CENTER FOR COMPUTATIONAL MATHEMATICS COLLOQUIUM

                  UNIVERSITY OF COLORADO AT DENVER



TITLE:   Splitting Methods for Problems with Different Time Scales

SPEAKER: Jerry Browning, Colorado State University  and NOAA Forecast 
         Systems Laboratory (joint work with Heinz Kreiss, UCLA)

DATE:    Wednesday, October 18, 1995

PLACE:   Math Conference Room - Suite 540
         UCD Building, 1250 14th St., Denver

TIME:    2:30 pm (Refreshments served at 2:15 pm)

ABSTRACT

The time step for the leapfrog scheme for a symmetric hyperbolic system 
with multiple time scales is limited by the Courant-Friedrichs-Lewy condition
based on the fastest speed present. However, in many physical cases, most of 
the energy is in the slowest wave, and for this wave the use of the above time
step implies that the time truncation error is much smaller than the spatial 
truncation error. A number of methods have been proposed to overcome this 
imbalance, e.g. the semi-implicit method and the additive splitting technique
originally proposed by Marchuk with variations attributable to Strang, Klemp 
and Wilhelmson. An analysis of the Marchuk splitting method for multiple time
scale systems shows that if a time step based on the slow speed is used, the
accuracy of the method cannot be proved and in practice the method is quite 
inaccurate. If a time step is chosen that is between the two extremes, then the
Klemp and Wilhelmson method can be used, but only if an ad hoc stabilization
mechanism is added. The additional computational burden required to maintain 
the accuracy and the stability of the split-explicit method leads to the 
conclusion that it is no more efficient than the leapfrog method trivially 
modified to handle computationally expensive smooth forcing terms.
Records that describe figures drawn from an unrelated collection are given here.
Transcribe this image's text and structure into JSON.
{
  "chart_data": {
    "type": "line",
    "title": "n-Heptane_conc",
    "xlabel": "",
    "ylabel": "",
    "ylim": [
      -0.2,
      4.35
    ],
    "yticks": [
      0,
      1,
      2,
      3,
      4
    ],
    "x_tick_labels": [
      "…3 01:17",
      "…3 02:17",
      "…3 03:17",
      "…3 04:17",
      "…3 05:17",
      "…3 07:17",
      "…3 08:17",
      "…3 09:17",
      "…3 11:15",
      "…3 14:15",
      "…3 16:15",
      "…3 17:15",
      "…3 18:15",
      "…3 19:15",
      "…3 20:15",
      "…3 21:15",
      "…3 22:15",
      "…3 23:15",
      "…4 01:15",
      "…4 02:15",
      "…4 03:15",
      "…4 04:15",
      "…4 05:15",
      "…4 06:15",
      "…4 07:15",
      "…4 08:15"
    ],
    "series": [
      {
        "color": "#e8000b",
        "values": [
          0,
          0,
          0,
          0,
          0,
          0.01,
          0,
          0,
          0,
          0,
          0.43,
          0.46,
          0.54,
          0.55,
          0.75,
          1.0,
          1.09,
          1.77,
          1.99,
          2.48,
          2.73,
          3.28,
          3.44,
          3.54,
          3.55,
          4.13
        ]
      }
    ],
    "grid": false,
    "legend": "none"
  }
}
Using the mathematical analysis developed in a previous manuscript,
it is shown that splitting schemes are not appropriate for badly skewed 
hyperbolic systems. In a number of atmospheric models, the semi-implicit 
method is used to treat the badly skewed vertical sound wave terms. This
leads to the excitation of the high-frequency waves in a nonphysical manner.
It is also shown that this is equivalent to solving the primitive equations,
i.e. a model using this method for the large-scale case will be ill-posed at 
the lateral boundaries. The multiscale system for meteorology was introduced 
by Browning and Kreiss to overcome exactly these problems.